The solution looks like this:
import ray
ray.init()
@ray.remote
def task1():
pass
@ray.remote
def task2():
pass
@ray.remote
def task3():
pass
@ray.remote
def dependent1(x1, x2, x3):
pass
@ray.remote
def task4():
pass
@ray.remote
def task5():
pass
@ray.remote
def task6():
pass
@ray.remote
def dependent2(x1, x2, x3):
pass
@ray.remote
def dependent3(x, y):
pass
id1 = task1.remote()
id2 = task2.remote()
id3 = task3.remote()
dependent_id1 = dependent1.remote(id1, id2, id3)
id4 = task4.remote()
id5 = task5.remote()
id6 = task6.remote()
dependent_id2 = dependent2.remote(id4, id5, id6)
dependent_id3 = dependent3.remote(dependent_id1, dependent_id2)
ray.get(dependent_id3) # This is optional, you can get the results if the tasks return an object
You can also pass actual python objects between the tasks by using the arguments inside of the tasks and returning the results (for example saying "return value" instead of the "pass" above).
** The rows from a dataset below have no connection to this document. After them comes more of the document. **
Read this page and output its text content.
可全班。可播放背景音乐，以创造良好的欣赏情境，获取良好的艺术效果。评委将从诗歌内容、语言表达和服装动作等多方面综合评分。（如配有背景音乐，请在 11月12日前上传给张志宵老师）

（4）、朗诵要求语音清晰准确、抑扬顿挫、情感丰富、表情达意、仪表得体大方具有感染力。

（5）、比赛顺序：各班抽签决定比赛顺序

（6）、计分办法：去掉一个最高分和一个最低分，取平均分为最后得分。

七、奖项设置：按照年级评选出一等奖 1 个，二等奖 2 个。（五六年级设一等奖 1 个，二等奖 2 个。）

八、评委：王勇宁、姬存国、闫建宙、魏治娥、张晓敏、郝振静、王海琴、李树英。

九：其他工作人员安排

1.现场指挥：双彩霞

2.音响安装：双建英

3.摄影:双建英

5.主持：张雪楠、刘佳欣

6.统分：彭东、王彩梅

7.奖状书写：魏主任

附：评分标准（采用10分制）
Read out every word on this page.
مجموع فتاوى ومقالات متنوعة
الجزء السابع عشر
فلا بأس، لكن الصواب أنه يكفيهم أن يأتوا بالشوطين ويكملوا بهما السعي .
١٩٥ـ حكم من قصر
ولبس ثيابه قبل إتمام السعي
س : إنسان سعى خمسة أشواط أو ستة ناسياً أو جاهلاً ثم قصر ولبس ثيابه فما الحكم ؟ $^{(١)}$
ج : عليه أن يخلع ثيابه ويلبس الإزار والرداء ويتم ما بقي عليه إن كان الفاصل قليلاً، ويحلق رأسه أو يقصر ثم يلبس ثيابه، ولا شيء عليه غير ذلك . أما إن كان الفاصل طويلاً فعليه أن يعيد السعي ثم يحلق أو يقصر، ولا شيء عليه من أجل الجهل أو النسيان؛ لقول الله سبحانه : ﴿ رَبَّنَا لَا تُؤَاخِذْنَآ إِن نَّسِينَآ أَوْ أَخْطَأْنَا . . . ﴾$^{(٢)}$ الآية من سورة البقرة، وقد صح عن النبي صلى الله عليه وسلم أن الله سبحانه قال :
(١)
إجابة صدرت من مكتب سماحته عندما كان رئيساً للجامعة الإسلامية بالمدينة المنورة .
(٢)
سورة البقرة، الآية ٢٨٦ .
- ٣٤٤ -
Using "pip install ray" the above code works out of the box on a single machine, and it is also easy to parallelize applications on a cluster, either in the cloud or your own custom cluster, see https://ray.readthedocs.io/en/latest/autoscaling.html and https://ray.readthedocs.io/en/latest/using-ray-on-a-cluster.html). That might come in handy if your workload grows later on.
Disclaimer: I'm one of the developers of Ray.